Prime's CAS uses a 48-bit binary mantissa for floating-point numbers. Hence:
format(1.1,"d17") --> "1.099999999999994"
format(65.4,"d17") --> "-65.39999999999963"
format(229.5,"d17") --> "229.4999999999999"

So it's no great surprise that inexact inputs result in inexact outputs.

What does Xcas use for its internal representation of floating-point numbers?
It's the same representation and you get the same answer (change the default value of Digits to 13 or 14 to see non rounded values).
Thank you.
in the configuration of the hp-prime only allows up to 12 digits, in the Xcas which is the highest number of digits?
but in the hpprime it only allows up to 12 digits on home view
HDigits := 13 returns "HDigits(13) Error: Bad Argument Value"

on cas view

Digits := 1000; approx(π); returns 3.14159265359 Bug?
Digits := 13; solve(x^3-1.1*x^2-65.4*x+229.5=0,x) returns {-9.,5.00000000001,5.09999999999}

/!\ Digits command does not appear in the catalog
(04-21-2018 05:24 PM)moonbeam Wrote: [ -> ]With regards to floating point in CAS, see post #9 above.
doesn't work
Digits := 13; solve(x^3-1.1*x^2-65.4*x+229.5=0,x) returns {-9.,5.00000000001,5.09999999999}
(04-18-2018 04:17 PM)Tim Wessman Wrote: [ -> ]You CANNOT numerically represent .333333....... as it repeats infinitely however.
..If I'm not misunderstood (I'm not mathematician) this is true only in number bases like 2 or 10, but in base 3 (or other bases divisible by 3) it is exact.
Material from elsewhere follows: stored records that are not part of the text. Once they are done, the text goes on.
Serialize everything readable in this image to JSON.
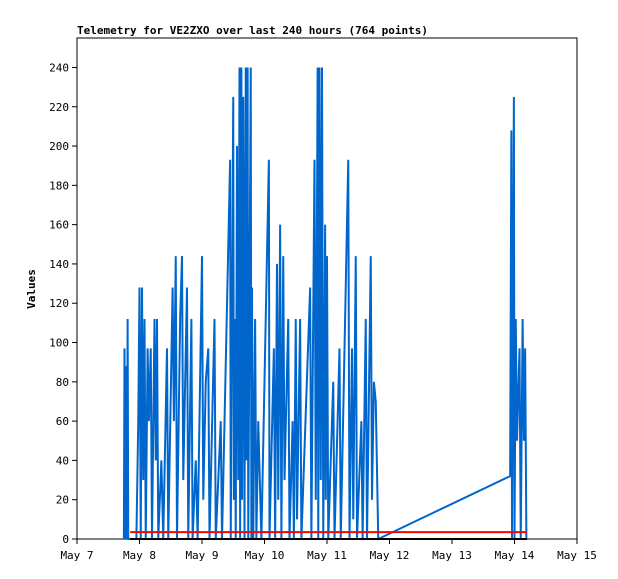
{
  "chart_data": {
    "type": "line",
    "title": "Telemetry for VE2ZXO over last 240 hours (764 points)",
    "y_label": "Values",
    "xlim": [
      7,
      15
    ],
    "xticks": [
      {
        "value": 7,
        "label": "May 7"
      },
      {
        "value": 8,
        "label": "May 8"
      },
      {
        "value": 9,
        "label": "May 9"
      },
      {
        "value": 10,
        "label": "May 10"
      },
      {
        "value": 11,
        "label": "May 11"
      },
      {
        "value": 12,
        "label": "May 12"
      },
      {
        "value": 13,
        "label": "May 13"
      },
      {
        "value": 14,
        "label": "May 14"
      },
      {
        "value": 15,
        "label": "May 15"
      }
    ],
    "ylim": [
      0,
      255
    ],
    "yticks": [
      0,
      20,
      40,
      60,
      80,
      100,
      120,
      140,
      160,
      180,
      200,
      220,
      240
    ],
    "series": [
      {
        "color": "#0066cc",
        "x": [
          7.75,
          7.76,
          7.77,
          7.79,
          7.8,
          7.81,
          7.82,
          7.95,
          7.98,
          8.0,
          8.02,
          8.04,
          8.06,
          8.08,
          8.1,
          8.13,
          8.15,
          8.18,
          8.2,
          8.24,
          8.26,
          8.28,
          8.3,
          8.35,
          8.38,
          8.44,
          8.46,
          8.53,
          8.55,
          8.58,
          8.6,
          8.65,
          8.68,
          8.7,
          8.76,
          8.78,
          8.83,
          8.85,
          8.9,
          8.93,
          9.0,
          9.02,
          9.06,
          9.1,
          9.12,
          9.2,
          9.22,
          9.3,
          9.32,
          9.45,
          9.46,
          9.5,
          9.51,
          9.52,
          9.54,
          9.56,
          9.58,
          9.6,
          9.61,
          9.63,
          9.64,
          9.66,
          9.68,
          9.7,
          9.71,
          9.73,
          9.74,
          9.78,
          9.79,
          9.8,
          9.82,
          9.85,
          9.87,
          9.9,
          9.95,
          10.07,
          10.08,
          10.15,
          10.17,
          10.2,
          10.22,
          10.25,
          10.27,
          10.3,
          10.32,
          10.38,
          10.4,
          10.45,
          10.47,
          10.5,
          10.52,
          10.57,
          10.59,
          10.73,
          10.75,
          10.8,
          10.82,
          10.85,
          10.86,
          10.88,
          10.9,
          10.92,
          10.94,
          10.97,
          10.98,
          11.0,
          11.02,
          11.1,
          11.12,
          11.2,
          11.22,
          11.34,
          11.36,
          11.4,
          11.42,
          11.46,
          11.48,
          11.55,
          11.57,
          11.62,
          11.64,
          11.7,
          11.72,
          11.75,
          11.78,
          11.82,
          13.93,
          13.95,
          13.96,
          13.98,
          13.99,
          14.0,
          14.02,
          14.04,
          14.08,
          14.1,
          14.13,
          14.15,
          14.17,
          14.19
        ],
        "values": [
          0,
          97,
          0,
          88,
          0,
          112,
          0,
          0,
          60,
          128,
          0,
          128,
          30,
          112,
          0,
          97,
          60,
          97,
          0,
          112,
          40,
          112,
          0,
          40,
          0,
          97,
          0,
          128,
          60,
          144,
          0,
          112,
          144,
          30,
          128,
          0,
          112,
          0,
          40,
          0,
          144,
          20,
          80,
          97,
          0,
          112,
          0,
          60,
          0,
          193,
          0,
          225,
          20,
          112,
          0,
          200,
          30,
          240,
          0,
          240,
          20,
          225,
          0,
          240,
          40,
          240,
          0,
          240,
          0,
          128,
          0,
          112,
          0,
          60,
          0,
          193,
          0,
          97,
          0,
          140,
          20,
          160,
          0,
          144,
          30,
          112,
          0,
          60,
          0,
          112,
          10,
          112,
          0,
          128,
          0,
          193,
          20,
          240,
          0,
          240,
          30,
          240,
          0,
          160,
          20,
          144,
          0,
          80,
          0,
          97,
          0,
          193,
          0,
          97,
          10,
          144,
          0,
          60,
          0,
          112,
          0,
          144,
          20,
          80,
          70,
          0,
          32,
          208,
          0,
          144,
          225,
          0,
          112,
          50,
          97,
          0,
          112,
          50,
          97,
          0
        ]
      },
      {
        "color": "#ff0000",
        "x": [
          7.85,
          14.2
        ],
        "values": [
          3.5,
          3.5
        ]
      },
      {
        "color": "#000000",
        "x": [
          7.85,
          14.2
        ],
        "values": [
          0,
          0
        ]
      }
    ]
  }
}
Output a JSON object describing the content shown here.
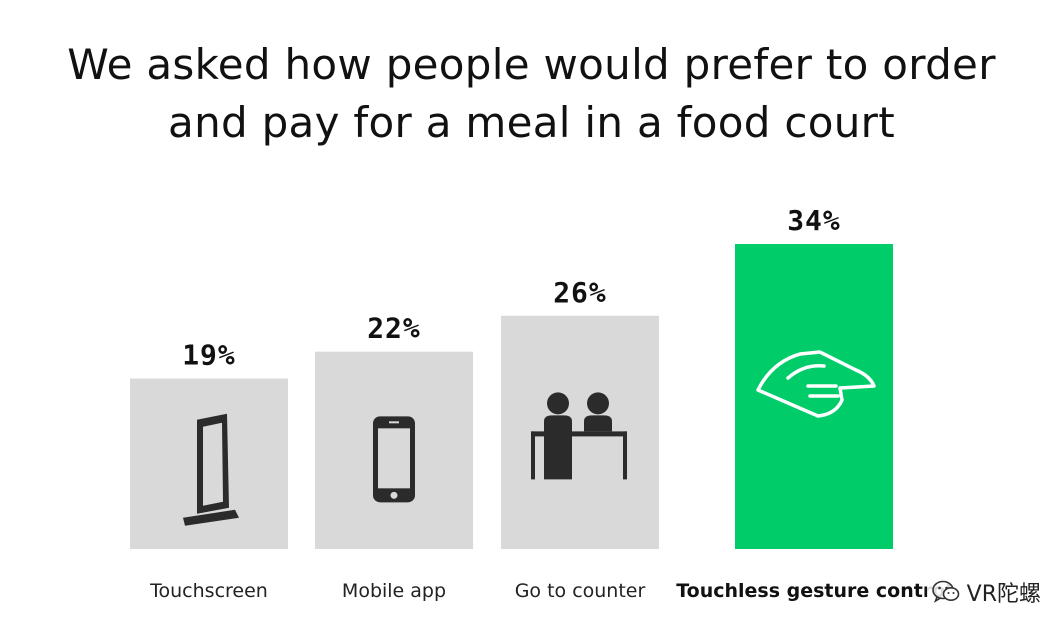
{
  "title": {
    "line1": "We asked how people would prefer to order",
    "line2": "and pay for a meal in a food court"
  },
  "colors": {
    "bar": "#d9d9d9",
    "highlight": "#00cc6a",
    "text": "#111111"
  },
  "watermark": {
    "text": "VR陀螺",
    "icon": "wechat-icon"
  },
  "chart_data": {
    "type": "bar",
    "title": "We asked how people would prefer to order and pay for a meal in a food court",
    "categories": [
      "Touchscreen",
      "Mobile app",
      "Go to counter",
      "Touchless gesture control"
    ],
    "values": [
      19,
      22,
      26,
      34
    ],
    "value_labels": [
      "19%",
      "22%",
      "26%",
      "34%"
    ],
    "unit": "%",
    "highlight_index": 3,
    "icons": [
      "touchscreen-kiosk-icon",
      "mobile-phone-icon",
      "counter-people-icon",
      "touchless-hand-icon"
    ],
    "xlabel": "",
    "ylabel": "",
    "grid": false,
    "legend": "none"
  }
}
However in base 3 system the fractions like the 1/2 repeats infinitely. All of our common bases just happen to be the multiples of 2 and not 3.

Nitpicking.

PS. Hopefully my understanding is correct.
(04-21-2018 10:45 PM)moonbeam Wrote: [ -> ]
(04-21-2018 08:44 PM)Vtile Wrote: [ -> ]PS. Hopefully my understanding is correct.

It is. Too bad we have ten instead of twelve fingers :-)

I use either octal or hex so I'd like eight fingers on each hand!
(04-22-2018 03:00 AM)toml_12953 Wrote: [ -> ]I use either octal or hex so I'd like eight fingers on each hand!

As Tom Lehrer once said, "Base-8 is just like base-10 really --- if you're missing two fingers."